Ce que cette hétérogénéité change pour un groupe bancaire régional
Pour un établissement financier qui n'opère que dans un seul pays de l'Union, le sujet reste, pour l'instant, largement suivi de loin : c'est le calendrier de transposition national qui déterminera la date à laquelle le nouveau cadre s'appliquera à lui. Pour un groupe bancaire présent dans plusieurs États de l'UMOA — ce qui couvre une part significative du secteur bancaire régional — la situation est plus délicate : selon les filiales, les mêmes activités (agrément des établissements de paiement, gouvernance, exigences de fonds propres, contrôle interne) peuvent, pendant la période de transition, relever de deux textes de référence différents — l'ancienne loi-cadre de 2007 là où la transposition n'a pas encore eu lieu, la nouvelle loi uniforme là où elle est achevée.
Cette coexistence pose trois difficultés concrètes :
- des exigences prudentielles ou de gouvernance qui peuvent diverger d'une filiale à l'autre du même groupe, compliquant l'harmonisation des politiques internes de groupe ;
- un risque de décalage entre les standards que la maison-mère souhaite appliquer uniformément et le cadre juridique réellement opposable filiale par filiale ;
- une charge de veille réglementaire accrue pour les directions de la conformité et du contrôle interne, qui doivent suivre huit calendriers législatifs nationaux distincts plutôt qu'un calendrier communautaire unique.
Le rôle d'arbitrage de la BCEAO et de la Commission Bancaire
Contrairement à un règlement européen d'application directe, une loi uniforme de l'UMOA ne s'impose pas aux établissements avant sa transposition nationale. La BCEAO peut néanmoins relayer des instructions techniques, et la Commission Bancaire de l'UMOA — l'organe de supervision créé par la convention du 24 avril 1990 signée à Ouagadougou — dispose, dans son champ de compétence, de la capacité d'imposer des règles de supervision harmonisées indépendamment du rythme des transpositions nationales.
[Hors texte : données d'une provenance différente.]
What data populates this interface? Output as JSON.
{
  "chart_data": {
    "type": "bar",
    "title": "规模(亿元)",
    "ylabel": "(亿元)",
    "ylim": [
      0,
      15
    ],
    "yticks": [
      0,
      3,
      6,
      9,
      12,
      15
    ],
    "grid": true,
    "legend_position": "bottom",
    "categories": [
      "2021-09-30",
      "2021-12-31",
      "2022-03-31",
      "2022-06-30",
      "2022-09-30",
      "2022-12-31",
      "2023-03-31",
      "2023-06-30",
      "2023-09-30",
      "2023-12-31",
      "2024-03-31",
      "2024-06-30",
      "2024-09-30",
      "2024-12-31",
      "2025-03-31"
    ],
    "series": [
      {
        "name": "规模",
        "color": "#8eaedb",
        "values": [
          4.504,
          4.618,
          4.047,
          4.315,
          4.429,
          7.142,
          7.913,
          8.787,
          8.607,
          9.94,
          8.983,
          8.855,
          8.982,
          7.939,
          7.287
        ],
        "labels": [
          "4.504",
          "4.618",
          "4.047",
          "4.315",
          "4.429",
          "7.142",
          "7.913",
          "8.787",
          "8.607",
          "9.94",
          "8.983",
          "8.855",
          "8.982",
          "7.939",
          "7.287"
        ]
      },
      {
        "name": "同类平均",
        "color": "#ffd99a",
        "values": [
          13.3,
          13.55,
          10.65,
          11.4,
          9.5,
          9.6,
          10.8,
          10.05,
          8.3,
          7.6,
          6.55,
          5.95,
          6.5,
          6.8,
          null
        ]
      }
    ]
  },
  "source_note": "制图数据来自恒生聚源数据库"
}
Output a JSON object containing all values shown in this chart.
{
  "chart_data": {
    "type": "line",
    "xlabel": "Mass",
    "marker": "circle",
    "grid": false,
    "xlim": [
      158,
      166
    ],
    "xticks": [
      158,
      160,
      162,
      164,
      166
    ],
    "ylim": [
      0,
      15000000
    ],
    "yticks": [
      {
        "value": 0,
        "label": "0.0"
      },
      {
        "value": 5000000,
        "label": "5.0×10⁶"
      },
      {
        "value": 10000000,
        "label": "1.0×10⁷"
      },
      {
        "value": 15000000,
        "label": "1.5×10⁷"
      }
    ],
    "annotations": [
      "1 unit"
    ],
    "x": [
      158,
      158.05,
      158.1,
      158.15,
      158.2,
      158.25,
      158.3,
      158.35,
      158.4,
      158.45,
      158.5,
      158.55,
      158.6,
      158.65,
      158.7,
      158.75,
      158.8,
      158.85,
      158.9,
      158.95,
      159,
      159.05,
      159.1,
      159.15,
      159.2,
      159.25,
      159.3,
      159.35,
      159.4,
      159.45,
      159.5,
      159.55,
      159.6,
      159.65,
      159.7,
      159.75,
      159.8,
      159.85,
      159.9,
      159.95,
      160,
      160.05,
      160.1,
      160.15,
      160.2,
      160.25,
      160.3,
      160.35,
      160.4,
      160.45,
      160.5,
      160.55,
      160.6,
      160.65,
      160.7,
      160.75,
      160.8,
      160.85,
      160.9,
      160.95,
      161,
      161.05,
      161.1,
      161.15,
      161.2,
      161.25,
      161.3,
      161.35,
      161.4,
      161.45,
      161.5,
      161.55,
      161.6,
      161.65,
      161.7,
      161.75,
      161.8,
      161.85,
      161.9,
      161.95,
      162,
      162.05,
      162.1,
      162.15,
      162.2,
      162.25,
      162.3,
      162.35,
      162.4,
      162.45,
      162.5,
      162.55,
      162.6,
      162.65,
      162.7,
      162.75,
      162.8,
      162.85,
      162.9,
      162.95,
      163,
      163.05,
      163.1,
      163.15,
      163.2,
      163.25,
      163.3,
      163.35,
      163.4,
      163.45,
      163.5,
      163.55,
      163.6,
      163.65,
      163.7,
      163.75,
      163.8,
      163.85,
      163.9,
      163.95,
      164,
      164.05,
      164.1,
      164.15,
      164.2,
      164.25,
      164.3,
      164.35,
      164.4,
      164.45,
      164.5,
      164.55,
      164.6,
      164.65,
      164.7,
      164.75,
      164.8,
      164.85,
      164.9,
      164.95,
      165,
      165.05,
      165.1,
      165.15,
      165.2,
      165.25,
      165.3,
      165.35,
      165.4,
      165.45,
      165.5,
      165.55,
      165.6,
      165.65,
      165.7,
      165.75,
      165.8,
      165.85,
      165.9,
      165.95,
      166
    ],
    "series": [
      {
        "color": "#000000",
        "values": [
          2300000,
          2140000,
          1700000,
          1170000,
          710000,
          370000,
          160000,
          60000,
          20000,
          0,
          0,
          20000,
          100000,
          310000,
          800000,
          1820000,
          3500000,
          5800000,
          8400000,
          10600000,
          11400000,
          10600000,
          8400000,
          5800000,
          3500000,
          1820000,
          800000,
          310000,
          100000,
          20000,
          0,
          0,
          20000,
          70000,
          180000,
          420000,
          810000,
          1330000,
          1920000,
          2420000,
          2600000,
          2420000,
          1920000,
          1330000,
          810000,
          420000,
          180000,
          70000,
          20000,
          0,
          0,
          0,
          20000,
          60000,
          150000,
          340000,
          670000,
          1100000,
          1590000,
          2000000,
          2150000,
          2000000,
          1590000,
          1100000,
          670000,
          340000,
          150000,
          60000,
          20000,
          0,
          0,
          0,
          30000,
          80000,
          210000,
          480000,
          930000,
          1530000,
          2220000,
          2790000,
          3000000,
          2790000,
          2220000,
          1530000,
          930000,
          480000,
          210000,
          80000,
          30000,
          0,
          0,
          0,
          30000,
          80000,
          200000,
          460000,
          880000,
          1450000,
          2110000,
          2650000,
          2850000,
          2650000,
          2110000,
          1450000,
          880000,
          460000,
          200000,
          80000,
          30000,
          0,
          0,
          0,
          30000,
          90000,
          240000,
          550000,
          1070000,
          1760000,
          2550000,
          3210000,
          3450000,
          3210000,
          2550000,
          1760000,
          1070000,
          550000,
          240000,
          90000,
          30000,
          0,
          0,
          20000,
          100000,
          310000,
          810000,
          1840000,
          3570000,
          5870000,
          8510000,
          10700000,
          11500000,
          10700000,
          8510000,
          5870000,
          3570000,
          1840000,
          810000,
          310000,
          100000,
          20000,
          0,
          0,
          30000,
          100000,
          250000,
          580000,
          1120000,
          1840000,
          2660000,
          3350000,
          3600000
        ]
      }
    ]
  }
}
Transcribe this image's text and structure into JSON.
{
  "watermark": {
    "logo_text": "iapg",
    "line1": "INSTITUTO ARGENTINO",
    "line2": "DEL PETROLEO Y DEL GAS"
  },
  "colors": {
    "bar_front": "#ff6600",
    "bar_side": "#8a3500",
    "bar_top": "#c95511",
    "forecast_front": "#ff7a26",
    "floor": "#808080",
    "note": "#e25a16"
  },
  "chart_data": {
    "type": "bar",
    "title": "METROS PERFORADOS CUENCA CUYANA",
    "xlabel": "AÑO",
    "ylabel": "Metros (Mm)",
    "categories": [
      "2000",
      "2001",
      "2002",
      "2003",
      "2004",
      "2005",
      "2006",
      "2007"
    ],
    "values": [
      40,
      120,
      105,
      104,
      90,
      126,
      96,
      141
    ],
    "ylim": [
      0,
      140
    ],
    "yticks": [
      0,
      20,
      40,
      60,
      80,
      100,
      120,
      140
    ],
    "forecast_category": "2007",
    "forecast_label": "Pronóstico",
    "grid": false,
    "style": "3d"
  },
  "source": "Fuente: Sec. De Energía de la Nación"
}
C'est, en pratique, ce canal de supervision qui peut atténuer, sans l'effacer, l'écart entre les cadres juridiques nationaux tant que la transposition n'est pas achevée partout.
Ce que les établissements financiers présents en zone UEMOA devraient faire dès maintenant
- Identifier, filiale par filiale, si la loi uniforme est déjà transposée ou si le pays reste sous l'ancienne loi-cadre de 2007.
- Documenter, pour chaque filiale, les écarts entre les deux régimes applicables sur les points sensibles pour le groupe (agrément, gouvernance, fonds propres, contrôle interne).
- Anticiper une double lecture réglementaire dans les politiques internes de groupe tant que la transposition n'est pas achevée dans l'ensemble de l'Union.
- Suivre spécifiquement l'issue du processus parlementaire ivoirien engagé en avril 2026, la Côte d'Ivoire représentant un poids significatif du secteur bancaire régional.
Pour les groupes multi-pays, un tableau de suivi trimestriel de l'état de transposition par filiale, validé directement auprès des autorités de supervision nationales et de la Commission Bancaire de l'UMOA, reste le moyen le plus fiable de sécuriser les arbitrages de gouvernance de groupe tant que le calendrier communautaire n'est pas stabilisé.
Sources consultées le 20/08/2026 — statut de transposition par pays à confirmer directement auprès de la BCEAO et de la Commission Bancaire de l'UMOA avant publication.